Explainable Forecasting and Nowcasting with State-of-the-art Deep Neural Networks and Dynamic Factor Model
Review this detailed tutorial with code and revisit the decades-long old problem using a democratized and interpretable AI framework of how precisely can we anticipate the future and understand its causal factors?
By Ajay Arunachalam, ML Specialist and Cloud Solution Architect | Senior Data Scientist.
Image by author: Intuitive representation of model explainability & deep forecasting with DeepXF.
Through this post, we will go through one of the key evergreen business problems — i.e., Forecasting. We will see some quick theoretical insights about forecasting in general, followed by a step-by-step tutorial with multiple hands-on demo examples. We will see how the python library deep-xf is helpful to get started with building deep models at ease. Further, we will see how the model bias can also be estimated to keep track of the prediction bias & deviation. Also, we will see the explainability module part of this library, which can be used to understand model inferences and interpret results in a simple human-understandable form. For a quick introduction and all the use-case applications that could be supported by the deep-xf package, in general, is listed in the blog post here. Also, check out my other closely related detailed blog post on Nowcasting from here.
Forecasting Problem Revisited
With the availability of low-cost hardware (sensors), Internet of Things (IoT), and Cloud architectures, data acquisition, data transfer, and data storage are no longer critical issues. Nowadays, we come across a bunch of streaming and wearable devices measuring several parameters round-the-clock at ease. In the past, time-series forecasting has been well-interpreted by linear, boosting, ensemble, and statistical methods. With the advancement in deep learning algorithms, certainly one can leverage the full potential benefits of it, as by far, we have seen the tremendous possibilities associated with deep learning techniques. We all know about several use cases with context to time-series streams where deep learning has been very pivotal. Let’s first understand the meaning of forecast in plain language, followed by the forecasting problem formulation in context to machine learning. “A forecast is a prediction or an educated good guess towards the future. Simply, it is like saying what is likely to happen in the future”. The diagram below presents a very basic forecasting model structure with input and output notations. Further, we see how a forecasting problem can be formulated given the historical time-step input sequences.
Image by author: Simple forecast structure and forecasting problem formulation.
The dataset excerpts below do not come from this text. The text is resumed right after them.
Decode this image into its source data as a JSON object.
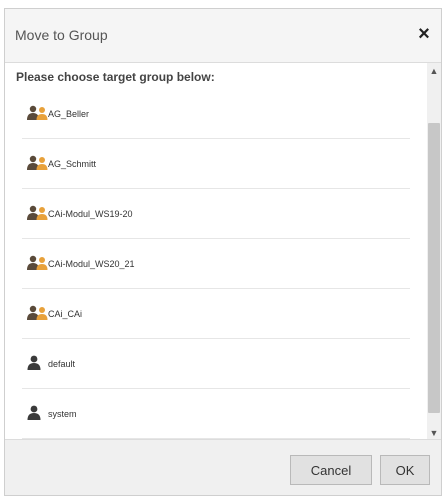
{
  "dialog": {
    "title": "Move to Group",
    "close_glyph": "×"
  },
  "prompt": "Please choose target group below:",
  "groups": [
    {
      "label": "AG_Beller",
      "icon": "user-group-icon"
    },
    {
      "label": "AG_Schmitt",
      "icon": "user-group-icon"
    },
    {
      "label": "CAi-Modul_WS19-20",
      "icon": "user-group-icon"
    },
    {
      "label": "CAi-Modul_WS20_21",
      "icon": "user-group-icon"
    },
    {
      "label": "CAi_CAi",
      "icon": "user-group-icon"
    },
    {
      "label": "default",
      "icon": "user-icon"
    },
    {
      "label": "system",
      "icon": "user-icon"
    }
  ],
  "scrollbar": {
    "up_glyph": "▲",
    "down_glyph": "▼"
  },
  "footer": {
    "cancel_label": "Cancel",
    "ok_label": "OK"
  },
  "colors": {
    "group_icon_dark": "#5a4a3a",
    "group_icon_orange": "#e8a13a",
    "user_icon": "#3a3a3a"
  }
}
Conventional methods/techniques used for forecasting
Qualitative forecasting is based on pure opinion, intuition, and assumptions. While Quantitative forecasting uses statistical, mathematical, and machine learning models to make forecasts based on historical data.
From context to financial modeling, the top simple preferred methods include the ones shown in the table below (but not limited to these).
Image by author: Basic types of forecasting methods to predict future values.
I will not dwell too much on the theoretical concepts of forecasting as that is not at all the focus of this blog post, and also, I won’t talk anything here about the different state-of-the-art deep learning network architectures as there are tons of good useful materials already available out there. So, let’s move on to the demo directly.
We will see how to build a deep forecasting model with the Deep-XF library at ease. For installation, follow the given steps here, and for any other manual prerequisite installations, check here. We start by importing the library, as shown in the steps below. Next, we set custom pre-configurations for our deep learning-based forecast pipeline setting the parameters with set_model_config() function by choosing the appropriate user-specified algorithms (i.e., RNN, LSTM, GRU, BIRNN, BIGRU, and the input scaler, e.g., MinMaxScaler, StandardScaler, MaxAbsScaler, RobustScaler), and also using the past single period window as input, to forecast future values in sequence. Next, the set_variables() and get_variables() functions are used for setting and parsing the timestamp index, specifying the forecasting outcome variable of interest, sorting the data, removing duplicates, etc. Further, we can also select custom hyperparameters for training the forecast model with hyperparameter_config() function taking a bunch of key hyperparameters from learning rate, dropout, weight decay, batch size, epochs, etc.
Importing Deep-XF library
Custom user-specific pre-configurations
Setting Custom Model Hyperparameters
Exploring and Preparing Data
Once all the configurations are set, we import the data, perform exploratory data analysis, preprocess the data, train the deep model, evaluate the model performance with bunch of key important metrics, followed by saving & outputting the forecast results to the disk, and also plotting them as interactive plotly plot of the forecast results for the user provided forecast window. Next, we estimate the forecast bias to validate if our model isn’t ending up over/under forecasting. And, finally, the explainability module helps us understand/interpret the model results of the inferred forecast for the user-inputted forecast sample.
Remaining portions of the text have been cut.